Pero identificar a las personas con males psicosomáticos cuesta tiempo, “consiste en escuchar al enfermo. Una cosa es la demanda expresada, y otra la situación que vive y que puede ser el origen de la dolencia”, puntualiza.

Lo positivo y lo negativo

Angustia, ansiedad, ira, son algunas de las razones por las que aparecen las enfermedades psicosomáticas.

“Las emociones positivas nos generan sensación de alegría y de refuerzo, nos hacen fuertes. Las negativas nos debilitan”, explica Josep Maria Farré, jefe del servicio de psiquiatría, psicología y medicina psicosomática de USP Institut Universitari Dexeus.

Enamoarse, sentirse bien en el trabajo o disfrutar una buena comida, estimulan ma zona del cerebro que corresponde al circuito del placer-recompensa. Se libera la dopamina, un neurotransmisor que genera una sensación positiva, que se traduce en bienestar general.

Lo mismo sucede cuando una persna es amable, aunque viva una situación adversa, porque una actitud positiva genera una respuesta social positiva.

Cuando las experiencias son negativas, la activación de nuestro cerebro cambia. Se liberan otro tipo de neurotransmisores, como la noradrenalina o la serotonina. El cerebro los necesita para muchas de sus funciones, pero en su cantidad adecuada. Cuando se liberan en exceso, pueden acabar alterando el equilibrio de nuestro cuerpo y provocar respuestas negativas. “Si no se resuelve la situación de emergencia o la forma de afrontarla, la dolencia se cronifica”, explica Farré.

La personalidad factor importante

El como se enfrenten los problemas, la forma de ser de cada persona, determina todo el proceso de somatización.

Las personas extremadamente competitivas, con poca empatía, los hipocondríacos o quienes no exteriorizan sus sentimientos tienen más posibilidades de acabar dando salida a su malestar a través de alguna dolencia.

“La persona que sabe expresar sus sentimientos tiene mucho ganado.
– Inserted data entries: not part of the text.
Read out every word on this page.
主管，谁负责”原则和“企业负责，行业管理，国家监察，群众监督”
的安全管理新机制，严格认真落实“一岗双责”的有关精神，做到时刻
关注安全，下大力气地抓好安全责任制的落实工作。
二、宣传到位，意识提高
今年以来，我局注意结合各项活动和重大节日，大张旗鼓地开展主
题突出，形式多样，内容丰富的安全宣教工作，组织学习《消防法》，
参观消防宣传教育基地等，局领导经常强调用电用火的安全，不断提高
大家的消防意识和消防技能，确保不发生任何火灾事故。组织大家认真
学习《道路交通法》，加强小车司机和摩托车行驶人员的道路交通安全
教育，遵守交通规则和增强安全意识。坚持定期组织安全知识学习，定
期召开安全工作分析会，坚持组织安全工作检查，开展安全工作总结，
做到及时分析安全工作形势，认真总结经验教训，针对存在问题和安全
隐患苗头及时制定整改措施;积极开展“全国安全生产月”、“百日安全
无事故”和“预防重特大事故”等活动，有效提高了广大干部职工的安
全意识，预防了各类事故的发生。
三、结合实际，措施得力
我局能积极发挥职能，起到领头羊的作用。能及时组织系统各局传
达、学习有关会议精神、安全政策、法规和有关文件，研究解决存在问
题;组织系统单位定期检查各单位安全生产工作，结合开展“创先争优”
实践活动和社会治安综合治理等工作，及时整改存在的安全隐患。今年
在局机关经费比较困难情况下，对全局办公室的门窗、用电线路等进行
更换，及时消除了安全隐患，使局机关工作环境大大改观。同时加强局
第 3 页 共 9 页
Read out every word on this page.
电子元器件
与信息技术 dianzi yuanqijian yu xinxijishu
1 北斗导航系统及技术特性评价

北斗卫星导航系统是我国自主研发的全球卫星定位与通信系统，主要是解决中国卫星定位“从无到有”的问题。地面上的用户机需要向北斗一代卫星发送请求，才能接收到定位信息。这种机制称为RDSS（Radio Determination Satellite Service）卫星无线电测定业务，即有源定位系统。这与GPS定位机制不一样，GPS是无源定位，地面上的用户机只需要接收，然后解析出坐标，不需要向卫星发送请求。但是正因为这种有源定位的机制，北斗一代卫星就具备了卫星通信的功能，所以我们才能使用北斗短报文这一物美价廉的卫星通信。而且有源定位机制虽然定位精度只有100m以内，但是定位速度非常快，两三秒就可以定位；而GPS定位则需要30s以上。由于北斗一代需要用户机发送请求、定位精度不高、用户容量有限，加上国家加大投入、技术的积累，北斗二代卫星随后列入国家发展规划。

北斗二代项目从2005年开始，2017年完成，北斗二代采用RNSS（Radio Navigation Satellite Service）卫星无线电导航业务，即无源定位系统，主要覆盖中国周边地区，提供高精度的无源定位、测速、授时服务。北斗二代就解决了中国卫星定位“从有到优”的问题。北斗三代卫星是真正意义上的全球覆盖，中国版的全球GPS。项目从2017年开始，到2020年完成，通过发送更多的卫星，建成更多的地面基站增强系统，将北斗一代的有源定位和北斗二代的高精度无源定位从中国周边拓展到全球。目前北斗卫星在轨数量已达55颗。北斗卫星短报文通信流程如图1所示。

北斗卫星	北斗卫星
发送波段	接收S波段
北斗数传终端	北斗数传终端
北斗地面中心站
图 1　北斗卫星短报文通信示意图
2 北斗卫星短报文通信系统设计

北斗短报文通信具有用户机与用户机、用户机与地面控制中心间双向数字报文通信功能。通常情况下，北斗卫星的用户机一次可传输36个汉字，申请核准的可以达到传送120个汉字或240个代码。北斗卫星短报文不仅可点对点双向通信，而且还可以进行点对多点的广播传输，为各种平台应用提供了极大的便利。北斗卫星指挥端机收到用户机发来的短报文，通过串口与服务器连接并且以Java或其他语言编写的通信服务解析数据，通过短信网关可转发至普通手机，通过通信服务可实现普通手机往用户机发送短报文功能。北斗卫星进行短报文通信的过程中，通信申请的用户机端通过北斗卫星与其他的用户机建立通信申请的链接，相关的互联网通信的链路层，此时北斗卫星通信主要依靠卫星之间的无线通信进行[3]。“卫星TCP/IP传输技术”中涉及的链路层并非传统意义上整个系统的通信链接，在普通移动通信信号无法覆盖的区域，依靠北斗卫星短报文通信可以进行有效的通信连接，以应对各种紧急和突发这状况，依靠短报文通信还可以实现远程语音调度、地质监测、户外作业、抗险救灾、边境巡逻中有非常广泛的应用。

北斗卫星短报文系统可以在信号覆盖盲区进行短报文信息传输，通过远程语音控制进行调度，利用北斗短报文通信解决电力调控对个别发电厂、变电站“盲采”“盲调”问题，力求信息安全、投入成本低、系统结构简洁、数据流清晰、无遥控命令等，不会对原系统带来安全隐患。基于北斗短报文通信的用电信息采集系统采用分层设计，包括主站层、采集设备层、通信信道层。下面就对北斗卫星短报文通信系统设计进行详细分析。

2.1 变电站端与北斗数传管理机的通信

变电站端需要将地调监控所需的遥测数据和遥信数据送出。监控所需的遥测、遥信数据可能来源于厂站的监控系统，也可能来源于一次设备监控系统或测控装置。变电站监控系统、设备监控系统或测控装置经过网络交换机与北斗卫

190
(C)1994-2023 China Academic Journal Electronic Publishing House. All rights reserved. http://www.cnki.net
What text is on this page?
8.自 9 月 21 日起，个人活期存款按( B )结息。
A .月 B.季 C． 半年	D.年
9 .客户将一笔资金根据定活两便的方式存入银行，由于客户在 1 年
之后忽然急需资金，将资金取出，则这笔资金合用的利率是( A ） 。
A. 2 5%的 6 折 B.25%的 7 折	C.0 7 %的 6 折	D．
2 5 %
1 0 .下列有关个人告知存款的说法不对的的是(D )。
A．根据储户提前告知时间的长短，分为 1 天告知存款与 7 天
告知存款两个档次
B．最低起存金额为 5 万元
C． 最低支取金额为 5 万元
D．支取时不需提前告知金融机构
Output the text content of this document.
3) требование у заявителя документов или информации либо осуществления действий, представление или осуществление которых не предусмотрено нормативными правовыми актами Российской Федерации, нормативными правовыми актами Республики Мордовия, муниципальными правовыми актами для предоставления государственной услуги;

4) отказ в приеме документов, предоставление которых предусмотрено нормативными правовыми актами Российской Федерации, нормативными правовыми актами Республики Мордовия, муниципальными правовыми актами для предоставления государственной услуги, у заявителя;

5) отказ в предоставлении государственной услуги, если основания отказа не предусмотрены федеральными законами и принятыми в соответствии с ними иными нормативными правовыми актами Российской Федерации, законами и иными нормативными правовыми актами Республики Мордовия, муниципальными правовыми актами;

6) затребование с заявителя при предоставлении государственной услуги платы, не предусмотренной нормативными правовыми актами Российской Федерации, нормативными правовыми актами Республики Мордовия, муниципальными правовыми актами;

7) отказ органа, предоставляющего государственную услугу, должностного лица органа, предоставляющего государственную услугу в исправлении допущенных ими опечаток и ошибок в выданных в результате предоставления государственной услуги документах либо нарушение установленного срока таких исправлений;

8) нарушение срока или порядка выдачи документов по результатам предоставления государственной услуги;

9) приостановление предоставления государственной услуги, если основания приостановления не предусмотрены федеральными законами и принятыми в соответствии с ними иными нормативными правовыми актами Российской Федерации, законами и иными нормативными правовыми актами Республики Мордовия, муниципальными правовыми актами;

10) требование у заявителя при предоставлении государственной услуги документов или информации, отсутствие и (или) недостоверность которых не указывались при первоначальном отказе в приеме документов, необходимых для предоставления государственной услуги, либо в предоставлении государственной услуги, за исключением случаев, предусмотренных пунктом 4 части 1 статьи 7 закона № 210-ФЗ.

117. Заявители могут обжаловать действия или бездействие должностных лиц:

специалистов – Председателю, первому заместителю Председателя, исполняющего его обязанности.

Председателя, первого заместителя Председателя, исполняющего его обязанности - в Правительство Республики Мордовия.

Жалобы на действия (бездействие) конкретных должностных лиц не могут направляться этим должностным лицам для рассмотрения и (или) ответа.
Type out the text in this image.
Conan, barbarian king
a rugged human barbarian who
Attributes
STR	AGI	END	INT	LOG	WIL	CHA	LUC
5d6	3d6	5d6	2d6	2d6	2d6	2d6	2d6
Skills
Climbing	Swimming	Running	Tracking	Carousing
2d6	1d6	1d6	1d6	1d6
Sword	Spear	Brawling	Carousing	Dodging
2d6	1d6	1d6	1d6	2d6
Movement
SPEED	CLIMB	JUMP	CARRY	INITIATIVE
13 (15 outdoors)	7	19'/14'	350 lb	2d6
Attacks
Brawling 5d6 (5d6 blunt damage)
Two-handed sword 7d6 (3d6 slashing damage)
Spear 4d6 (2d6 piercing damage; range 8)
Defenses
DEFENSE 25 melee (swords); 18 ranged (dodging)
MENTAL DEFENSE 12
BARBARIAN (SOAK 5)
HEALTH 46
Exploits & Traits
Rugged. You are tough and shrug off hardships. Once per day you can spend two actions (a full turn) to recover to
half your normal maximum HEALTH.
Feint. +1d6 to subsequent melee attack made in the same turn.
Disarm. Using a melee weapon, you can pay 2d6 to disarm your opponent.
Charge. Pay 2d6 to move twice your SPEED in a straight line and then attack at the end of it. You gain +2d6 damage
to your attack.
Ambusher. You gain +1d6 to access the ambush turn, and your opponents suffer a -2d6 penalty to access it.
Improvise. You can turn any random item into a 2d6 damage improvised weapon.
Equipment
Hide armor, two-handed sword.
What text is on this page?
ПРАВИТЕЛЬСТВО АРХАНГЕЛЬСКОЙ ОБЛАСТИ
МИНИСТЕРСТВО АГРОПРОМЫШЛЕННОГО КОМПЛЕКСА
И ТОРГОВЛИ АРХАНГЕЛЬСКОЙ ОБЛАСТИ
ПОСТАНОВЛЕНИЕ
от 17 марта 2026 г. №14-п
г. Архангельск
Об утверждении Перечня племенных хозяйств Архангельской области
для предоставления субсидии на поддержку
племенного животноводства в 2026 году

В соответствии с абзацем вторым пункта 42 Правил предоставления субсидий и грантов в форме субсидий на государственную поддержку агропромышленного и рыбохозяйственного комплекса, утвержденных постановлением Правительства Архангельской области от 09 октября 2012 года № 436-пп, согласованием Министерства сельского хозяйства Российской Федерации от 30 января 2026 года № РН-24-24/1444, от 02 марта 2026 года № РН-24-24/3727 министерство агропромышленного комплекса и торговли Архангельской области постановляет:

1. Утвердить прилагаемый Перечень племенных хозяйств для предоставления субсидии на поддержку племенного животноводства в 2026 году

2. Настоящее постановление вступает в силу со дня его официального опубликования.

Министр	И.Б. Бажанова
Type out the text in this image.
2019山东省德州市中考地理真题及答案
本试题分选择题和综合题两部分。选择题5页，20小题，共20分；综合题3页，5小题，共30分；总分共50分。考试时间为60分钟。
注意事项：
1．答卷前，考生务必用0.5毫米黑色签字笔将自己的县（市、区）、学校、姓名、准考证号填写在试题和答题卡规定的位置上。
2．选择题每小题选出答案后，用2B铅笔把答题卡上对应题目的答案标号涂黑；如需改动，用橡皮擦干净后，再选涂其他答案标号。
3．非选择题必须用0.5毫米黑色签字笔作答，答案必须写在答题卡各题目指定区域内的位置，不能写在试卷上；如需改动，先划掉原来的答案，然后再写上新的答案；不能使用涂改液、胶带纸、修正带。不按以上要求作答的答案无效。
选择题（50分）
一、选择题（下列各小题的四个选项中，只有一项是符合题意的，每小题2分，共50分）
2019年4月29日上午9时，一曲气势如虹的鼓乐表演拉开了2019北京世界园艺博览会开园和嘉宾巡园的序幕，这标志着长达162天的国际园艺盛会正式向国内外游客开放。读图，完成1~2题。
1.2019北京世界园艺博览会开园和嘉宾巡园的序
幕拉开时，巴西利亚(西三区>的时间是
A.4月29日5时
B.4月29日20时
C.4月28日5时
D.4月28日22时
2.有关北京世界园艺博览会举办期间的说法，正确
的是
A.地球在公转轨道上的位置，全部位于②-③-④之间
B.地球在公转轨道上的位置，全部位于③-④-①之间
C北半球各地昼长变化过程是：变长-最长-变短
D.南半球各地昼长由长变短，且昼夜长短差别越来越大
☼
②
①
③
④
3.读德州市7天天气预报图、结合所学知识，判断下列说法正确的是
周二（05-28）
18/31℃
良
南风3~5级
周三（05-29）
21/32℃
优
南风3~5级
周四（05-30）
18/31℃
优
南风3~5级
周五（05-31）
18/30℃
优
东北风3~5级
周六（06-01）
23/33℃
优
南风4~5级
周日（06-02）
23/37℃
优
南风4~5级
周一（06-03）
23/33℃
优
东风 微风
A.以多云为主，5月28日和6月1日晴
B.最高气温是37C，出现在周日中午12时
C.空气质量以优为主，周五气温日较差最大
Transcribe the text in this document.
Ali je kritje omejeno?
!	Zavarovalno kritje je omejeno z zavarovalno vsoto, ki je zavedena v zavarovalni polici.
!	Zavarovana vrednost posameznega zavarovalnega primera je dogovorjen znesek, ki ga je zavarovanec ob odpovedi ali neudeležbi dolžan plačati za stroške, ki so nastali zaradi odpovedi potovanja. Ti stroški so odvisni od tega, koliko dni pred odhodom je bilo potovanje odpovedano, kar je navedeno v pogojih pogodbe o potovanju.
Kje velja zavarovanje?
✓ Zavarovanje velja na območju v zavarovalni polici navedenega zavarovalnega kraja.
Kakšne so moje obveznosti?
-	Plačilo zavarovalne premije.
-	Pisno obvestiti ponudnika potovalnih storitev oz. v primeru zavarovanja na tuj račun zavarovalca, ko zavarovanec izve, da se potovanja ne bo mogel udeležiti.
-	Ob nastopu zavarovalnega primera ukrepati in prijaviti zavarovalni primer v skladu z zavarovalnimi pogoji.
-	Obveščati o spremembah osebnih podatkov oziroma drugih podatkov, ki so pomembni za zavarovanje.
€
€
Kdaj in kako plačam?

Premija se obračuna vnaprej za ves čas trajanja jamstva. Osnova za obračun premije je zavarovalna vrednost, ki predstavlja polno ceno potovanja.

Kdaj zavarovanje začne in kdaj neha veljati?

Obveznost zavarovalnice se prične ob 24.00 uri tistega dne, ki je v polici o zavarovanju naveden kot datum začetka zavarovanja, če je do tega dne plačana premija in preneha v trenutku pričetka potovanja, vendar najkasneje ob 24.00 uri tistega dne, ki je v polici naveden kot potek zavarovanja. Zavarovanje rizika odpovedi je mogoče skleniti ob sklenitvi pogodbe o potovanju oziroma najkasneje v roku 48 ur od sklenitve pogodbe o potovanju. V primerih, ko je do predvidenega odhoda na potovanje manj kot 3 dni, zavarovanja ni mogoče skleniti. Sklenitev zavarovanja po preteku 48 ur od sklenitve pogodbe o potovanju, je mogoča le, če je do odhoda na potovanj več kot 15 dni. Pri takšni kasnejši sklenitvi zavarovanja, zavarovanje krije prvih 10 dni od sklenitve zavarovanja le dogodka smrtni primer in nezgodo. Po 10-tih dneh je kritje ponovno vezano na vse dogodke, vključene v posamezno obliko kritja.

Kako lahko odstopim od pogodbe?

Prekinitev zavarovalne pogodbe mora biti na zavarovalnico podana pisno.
Saber reconocer el origen de esa emoción es clave para la salud”, afirma Álvarez.

“El 10% de los somatizadores niegan que el origen de su dolencia sea psicológico, y eso es un problema”, observa Farré.

Los genes también participan

Quienes tienen el corazón más débil pueden acabar padeciendo un infarto. Lo mismo ocurre con el sistema digestivo, o con el dolor de espalda. Sin olvidar las disfunciones sexuales. Aún no se sabe bien hasta qué punto el órgano a través del que se somatiza depende de la genética o de otros factores.

Algunos estudios apuntan, por ejemplo, a una conexión entre el desequilibrio en la producción de neurotransmisores y el sistema inmune. Otros indican una estrecha ligazón entre la piel y el cerebro, incluso desde el vientre materno, según explica Farré.

Las enfermedades psicosomáticas se forjan dentro de un cuadrilátero, formado por “el sistema nervioso, el sistema hormonal, el sistema inmunológico y la personalidad del propio individuo”, explica Antoni Bulbena, jefe del servicio de psiquiatría del hospital del Mar de Barcelona y vicepresidente de la Asociación Europea de Psiquiatría de Enlace y Psicosomática.
 

Reconoce las enfermedades psicosomáticas

La enfermedad psicosomática más típica y abundante es el colon irritable, afirma Bulbena. Otras enfermedades somáticas son la hipertensión y las enfermedades cardiovasculares, sobre todo el infarto y el asma.

Del mismo modo, la mayoría de enfermos empeoran cuando sus emociones son negativas. En la fibromialgia, el estado de ánimo resulta fundamental. Las personas con VIH deprimidas y ansiosas tienen un peor pronóstico.

“Somos una máquina que interacciona. Si a un enfermo que padece alguna enfermedad como un cáncer lo tratas con antidepresivos, vive más tiempo. La propia depresión tiene efectos inflamatorios, una depresión mal tratada desemboca en otros problemas fisiológicos”, observa Bulbena. Los especialistas coinciden en que la medicina psicosomática, pese a ser minoritaria, debería tenerse más en cuenta en la práctica médica.